Mixture distributions with dynamic weights are an efficient way of modeling loss data characterized by heavy tails. However, maximum likelihood estimation of this family of models is difficult, mostly because of the need to evaluate numerically an intractable normalizing constant. In such a setup, simulation-based estimation methods are an appealing alternative. The approximate maximum likelihood estimation (AMLE) approach is employed. It is a general method that can be applied to mixtures with any component densities, as long as simulation is feasible. The focus is on the dynamic lognormal-generalized Pareto distribution, and the Cram\'er - von Mises distance is used to measure the discrepancy between observed and simulated samples. After deriving the theoretical properties of the estimators, a hybrid procedure is developed, where standard maximum likelihood is first employed to determine the bounds of the uniform priors required as input for AMLE. Simulation experiments and two real-data applications suggest that this approach yields a major improvement with respect to standard maximum likelihood estimation.

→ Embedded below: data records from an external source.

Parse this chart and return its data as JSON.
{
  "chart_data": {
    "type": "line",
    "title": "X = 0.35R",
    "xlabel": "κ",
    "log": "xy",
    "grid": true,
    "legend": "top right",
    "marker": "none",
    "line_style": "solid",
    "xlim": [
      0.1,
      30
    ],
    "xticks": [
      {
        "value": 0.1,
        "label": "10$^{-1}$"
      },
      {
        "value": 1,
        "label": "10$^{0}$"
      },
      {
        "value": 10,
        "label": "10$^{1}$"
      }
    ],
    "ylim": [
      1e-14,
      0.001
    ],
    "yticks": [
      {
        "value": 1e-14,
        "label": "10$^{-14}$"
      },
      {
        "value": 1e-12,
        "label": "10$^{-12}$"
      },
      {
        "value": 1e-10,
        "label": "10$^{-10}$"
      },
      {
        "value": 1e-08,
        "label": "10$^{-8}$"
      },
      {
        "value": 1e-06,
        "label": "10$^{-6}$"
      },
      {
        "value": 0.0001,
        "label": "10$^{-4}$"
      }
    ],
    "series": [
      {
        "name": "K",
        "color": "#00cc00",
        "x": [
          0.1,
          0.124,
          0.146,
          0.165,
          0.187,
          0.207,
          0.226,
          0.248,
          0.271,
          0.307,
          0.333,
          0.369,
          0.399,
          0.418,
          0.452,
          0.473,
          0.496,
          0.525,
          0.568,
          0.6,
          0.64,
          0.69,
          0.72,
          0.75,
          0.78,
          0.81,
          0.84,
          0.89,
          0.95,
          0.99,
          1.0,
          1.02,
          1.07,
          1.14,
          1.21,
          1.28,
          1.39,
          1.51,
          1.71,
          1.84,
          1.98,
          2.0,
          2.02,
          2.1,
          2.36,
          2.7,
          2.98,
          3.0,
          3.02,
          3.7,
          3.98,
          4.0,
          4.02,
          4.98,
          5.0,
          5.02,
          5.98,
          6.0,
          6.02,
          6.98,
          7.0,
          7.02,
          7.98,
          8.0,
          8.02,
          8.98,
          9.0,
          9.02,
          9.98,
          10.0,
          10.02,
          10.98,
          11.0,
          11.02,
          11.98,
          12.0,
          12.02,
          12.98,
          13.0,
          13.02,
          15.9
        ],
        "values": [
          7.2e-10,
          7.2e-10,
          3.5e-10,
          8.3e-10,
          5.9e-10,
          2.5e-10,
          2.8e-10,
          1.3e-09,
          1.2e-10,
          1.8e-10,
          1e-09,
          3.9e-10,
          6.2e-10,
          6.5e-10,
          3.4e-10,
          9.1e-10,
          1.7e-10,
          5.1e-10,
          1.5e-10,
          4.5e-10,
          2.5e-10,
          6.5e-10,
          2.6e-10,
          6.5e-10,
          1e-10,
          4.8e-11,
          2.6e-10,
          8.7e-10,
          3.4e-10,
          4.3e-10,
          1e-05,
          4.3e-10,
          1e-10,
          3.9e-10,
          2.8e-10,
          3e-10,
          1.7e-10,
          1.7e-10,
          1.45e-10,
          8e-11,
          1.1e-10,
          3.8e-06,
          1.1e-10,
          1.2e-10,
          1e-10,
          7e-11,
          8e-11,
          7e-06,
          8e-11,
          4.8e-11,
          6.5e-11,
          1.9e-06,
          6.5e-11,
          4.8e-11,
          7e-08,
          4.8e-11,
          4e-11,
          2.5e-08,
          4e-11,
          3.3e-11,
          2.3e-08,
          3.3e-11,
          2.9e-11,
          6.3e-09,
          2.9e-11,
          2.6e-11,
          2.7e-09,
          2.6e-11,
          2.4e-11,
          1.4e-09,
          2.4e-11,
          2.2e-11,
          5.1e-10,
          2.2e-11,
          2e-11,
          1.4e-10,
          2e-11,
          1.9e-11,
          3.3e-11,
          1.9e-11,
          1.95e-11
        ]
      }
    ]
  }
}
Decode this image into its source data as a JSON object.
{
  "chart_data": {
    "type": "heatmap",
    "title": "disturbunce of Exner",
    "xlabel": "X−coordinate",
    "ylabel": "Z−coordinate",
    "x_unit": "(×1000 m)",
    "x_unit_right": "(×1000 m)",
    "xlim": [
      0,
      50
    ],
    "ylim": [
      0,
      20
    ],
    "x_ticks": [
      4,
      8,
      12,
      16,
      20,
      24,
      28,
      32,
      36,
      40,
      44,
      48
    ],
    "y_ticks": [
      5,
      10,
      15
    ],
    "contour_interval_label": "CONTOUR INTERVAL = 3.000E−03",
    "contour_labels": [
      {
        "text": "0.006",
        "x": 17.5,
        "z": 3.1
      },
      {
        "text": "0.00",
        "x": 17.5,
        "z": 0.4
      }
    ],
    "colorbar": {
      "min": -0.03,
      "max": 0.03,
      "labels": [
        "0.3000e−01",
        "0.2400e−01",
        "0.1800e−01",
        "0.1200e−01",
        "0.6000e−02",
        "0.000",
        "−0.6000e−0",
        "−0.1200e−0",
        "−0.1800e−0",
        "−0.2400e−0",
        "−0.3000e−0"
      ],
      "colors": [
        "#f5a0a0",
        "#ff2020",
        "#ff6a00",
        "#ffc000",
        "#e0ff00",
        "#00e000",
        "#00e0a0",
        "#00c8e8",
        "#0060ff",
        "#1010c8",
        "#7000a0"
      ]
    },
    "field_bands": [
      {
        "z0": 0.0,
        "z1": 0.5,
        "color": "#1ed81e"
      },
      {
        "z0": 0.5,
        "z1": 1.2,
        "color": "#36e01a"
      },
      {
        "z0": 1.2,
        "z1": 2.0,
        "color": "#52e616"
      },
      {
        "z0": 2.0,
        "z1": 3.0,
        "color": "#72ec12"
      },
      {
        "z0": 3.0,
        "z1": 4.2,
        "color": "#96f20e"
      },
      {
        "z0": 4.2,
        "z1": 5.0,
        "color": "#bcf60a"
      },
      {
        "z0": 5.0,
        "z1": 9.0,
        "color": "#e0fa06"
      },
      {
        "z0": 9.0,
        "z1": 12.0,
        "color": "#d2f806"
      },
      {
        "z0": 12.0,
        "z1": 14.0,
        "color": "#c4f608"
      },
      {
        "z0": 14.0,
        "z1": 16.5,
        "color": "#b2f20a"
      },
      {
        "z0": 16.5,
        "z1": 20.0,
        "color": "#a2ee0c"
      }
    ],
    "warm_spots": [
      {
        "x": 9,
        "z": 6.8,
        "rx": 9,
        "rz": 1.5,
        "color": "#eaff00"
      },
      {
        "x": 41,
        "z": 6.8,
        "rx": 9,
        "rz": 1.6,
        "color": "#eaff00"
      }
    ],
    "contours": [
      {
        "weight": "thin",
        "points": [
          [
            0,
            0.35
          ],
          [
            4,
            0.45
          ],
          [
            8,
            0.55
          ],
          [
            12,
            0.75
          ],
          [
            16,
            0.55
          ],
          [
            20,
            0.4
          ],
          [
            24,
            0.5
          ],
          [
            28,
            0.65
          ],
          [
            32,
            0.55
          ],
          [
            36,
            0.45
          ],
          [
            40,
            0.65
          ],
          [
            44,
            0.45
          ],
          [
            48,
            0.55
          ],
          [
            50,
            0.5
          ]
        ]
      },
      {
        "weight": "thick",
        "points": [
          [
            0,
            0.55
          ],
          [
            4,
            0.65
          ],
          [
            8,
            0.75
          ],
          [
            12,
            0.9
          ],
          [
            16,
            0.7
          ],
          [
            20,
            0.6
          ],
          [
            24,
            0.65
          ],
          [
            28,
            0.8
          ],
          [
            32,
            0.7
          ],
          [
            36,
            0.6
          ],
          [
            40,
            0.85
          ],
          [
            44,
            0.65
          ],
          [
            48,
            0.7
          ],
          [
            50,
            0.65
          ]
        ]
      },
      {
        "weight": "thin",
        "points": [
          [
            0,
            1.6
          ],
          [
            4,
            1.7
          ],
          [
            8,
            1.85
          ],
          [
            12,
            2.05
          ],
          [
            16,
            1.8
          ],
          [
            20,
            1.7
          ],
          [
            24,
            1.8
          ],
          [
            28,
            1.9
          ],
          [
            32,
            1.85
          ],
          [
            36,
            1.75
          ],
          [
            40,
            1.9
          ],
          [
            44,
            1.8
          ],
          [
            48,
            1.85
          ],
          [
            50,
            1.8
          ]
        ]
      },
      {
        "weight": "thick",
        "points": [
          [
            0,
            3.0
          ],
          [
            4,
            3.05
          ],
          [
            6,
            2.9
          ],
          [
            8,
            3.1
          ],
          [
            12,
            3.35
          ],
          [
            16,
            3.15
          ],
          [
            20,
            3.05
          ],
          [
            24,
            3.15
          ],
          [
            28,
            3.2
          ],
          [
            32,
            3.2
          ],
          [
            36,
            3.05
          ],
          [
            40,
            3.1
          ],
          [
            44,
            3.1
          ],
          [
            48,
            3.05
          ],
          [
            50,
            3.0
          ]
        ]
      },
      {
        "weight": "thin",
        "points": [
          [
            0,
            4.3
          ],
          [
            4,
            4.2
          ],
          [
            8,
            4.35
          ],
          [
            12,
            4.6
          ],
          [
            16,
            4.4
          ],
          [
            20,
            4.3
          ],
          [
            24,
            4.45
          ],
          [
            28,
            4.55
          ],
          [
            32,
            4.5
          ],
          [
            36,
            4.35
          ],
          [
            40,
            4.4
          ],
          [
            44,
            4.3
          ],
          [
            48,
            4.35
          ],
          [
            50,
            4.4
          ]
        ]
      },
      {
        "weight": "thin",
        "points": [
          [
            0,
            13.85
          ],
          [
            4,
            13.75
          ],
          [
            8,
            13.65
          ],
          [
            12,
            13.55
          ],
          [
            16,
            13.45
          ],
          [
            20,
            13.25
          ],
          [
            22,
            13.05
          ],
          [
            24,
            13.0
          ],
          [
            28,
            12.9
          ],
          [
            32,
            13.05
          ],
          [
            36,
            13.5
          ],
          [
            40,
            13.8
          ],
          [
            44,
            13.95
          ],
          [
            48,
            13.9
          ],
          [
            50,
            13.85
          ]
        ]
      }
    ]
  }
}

翻译：具有动态权重的混合分布是建模具有重尾特征损失数据的高效方式。然而，这类模型的最大似然估计较为困难，主要源于需要数值评估难以处理的归一化常数。在此设定下，基于模拟的估计方法成为颇具吸引力的替代方案。本文采用近似最大似然估计方法，这是一种通用方法，只要模拟可行，即可应用于任意分量密度的混合分布。研究聚焦于动态对数正态-广义帕累托分布，并采用Cramér-von Mises距离度量观测样本与模拟样本之间的差异。在推导估计量的理论性质后，本文开发了一种混合流程：首先使用标准最大似然估计确定AMLE所需均匀先验的边界。模拟实验及两项实际数据应用表明，该方法相较于标准最大似然估计具有显著改进。